I was wanting some to read something which was lighter, but not a mystery. A friend had said that The Lemon Tree was very good so I went to buy it and found I would get the Audible version discounted because I already “own the Kindle.” Ya? Hmmmm…. I wonder when that happened? lol! (But I think it’s been on and off my Wish List at Audible several times – heh.)

The Lemon Tree:
An Arab, a Jew and the Heart of the Middle East
by Sandy Tolan
2006 / 542 pages
Read by author 11h 19m
Rating: 9.5 / Israeli-Palestinian conflict
(Both read and listened)
The Audible site categorizes this book as “memoir/religious” – I don’t quite agree. Memoir is not even okay because it’s more of a biography of two people linked by a house, a tree and a long, ugly war. Sandy Tolan, the author, is a highly regarded investigative reporter and professor of journalism at UC Berkeley. Paging through the Kindle version I see the book is very well documented but it’s certainly not a memoir.
BUT!!! This book is not what I expected or thought I was looking for! There’s a lot of military history and I didn’t realize that until I got into the book. At this point in my reading career I don’t have a problem with military history. Just because it takes place in Israel doesn’t make it a religious book!
I’ve read a couple books about the Israeli-Palestinian problems before, but that was probably a decade ago.
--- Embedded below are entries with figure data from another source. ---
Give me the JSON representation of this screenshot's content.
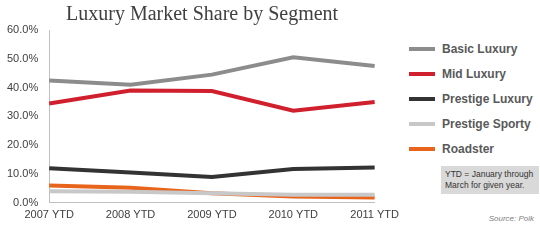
{
  "chart_data": {
    "type": "line",
    "title": "Luxury Market Share by Segment",
    "categories": [
      "2007 YTD",
      "2008 YTD",
      "2009 YTD",
      "2010 YTD",
      "2011 YTD"
    ],
    "series": [
      {
        "name": "Basic Luxury",
        "color": "#8c8c8c",
        "values": [
          42.5,
          41,
          44.5,
          50.5,
          47.5
        ]
      },
      {
        "name": "Mid Luxury",
        "color": "#d0202e",
        "values": [
          34.5,
          39,
          38.8,
          32,
          35
        ]
      },
      {
        "name": "Prestige Luxury",
        "color": "#333333",
        "values": [
          12,
          10.5,
          9,
          11.7,
          12.3
        ]
      },
      {
        "name": "Prestige Sporty",
        "color": "#c8c8c8",
        "values": [
          4,
          3.8,
          3.3,
          2.8,
          2.8
        ]
      },
      {
        "name": "Roadster",
        "color": "#e8641b",
        "values": [
          6,
          5.2,
          3.3,
          2.2,
          1.8
        ]
      }
    ],
    "ylim": [
      0,
      60
    ],
    "yticks": [
      {
        "value": 0,
        "label": "0.0%"
      },
      {
        "value": 10,
        "label": "10.0%"
      },
      {
        "value": 20,
        "label": "20.0%"
      },
      {
        "value": 30,
        "label": "30.0%"
      },
      {
        "value": 40,
        "label": "40.0%"
      },
      {
        "value": 50,
        "label": "50.0%"
      },
      {
        "value": 60,
        "label": "60.0%"
      }
    ],
    "grid": false,
    "legend": "right",
    "annotations": [
      "YTD = January through March for given year.",
      "Source: Polk"
    ]
  }
}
I don’t remember the names of the others but they were nonfiction and included the Lydde and Ramia horror/tragedy in 1948.
I started out pretty well but before long I was a bit confused. And by the time I got to Chapter 3 I realized that the book is more challenging than I’d expected due to the military and political detail. So I went back and started in again at Chapter 2, “House,” where I felt like I was on more solid ground. Now comes several years of very complex political, military, and personal histories. And then (!) in Chapter 9 we get to the two people who became which was introduced in the first chapter.
This time the tale made much more sense and although yes, Chapter 4 (“Expulsion”) is pretty gritty as well as confusing, I was hooked. (And I didn’t used to like war stories at all, there are places scattered throughout the book which are definitely war stories.
It takes awhile to get back to the stories of the Bulgarian-Jewish family, Moshe and Solia Eshkenazi with their their baby daughter Dalia, on their way, fortunately, to Israel. World War II was over and the Jews were free, more or less. With Theodore Hertzl and David Ben-Gurion leading them on, thousands and thousands of Jews immigrated to Israel while others stayed in the homeland to see if they couldn’t remake it. The trip was arduous, the arrival in Zion horrendous.
Meanwhile the large family of Ahmad and Zakia was getting used to life in a single room in a new city where they were despised for having given up their homes. They were forced to live by their wits. And so the babies, Dalia and Bashir, were driven out of their homelands to new homes in strange lands, where others had just been removed. Dalia’s family got Bashir’s old house with its lemon tree. One day Bashir goes to visit his old house and that’s how he and Dalia meet. They connect on a personal level and they meet again and write letters.
The narrative is chronological, but goes back and forth between Israeli and Arab operations. Family information is inserted as applicable at first but more and more as the story goes on. Dalia gets into peace-promoting activities while Bashir becomes a terrorist and the leaders can’t stop the war.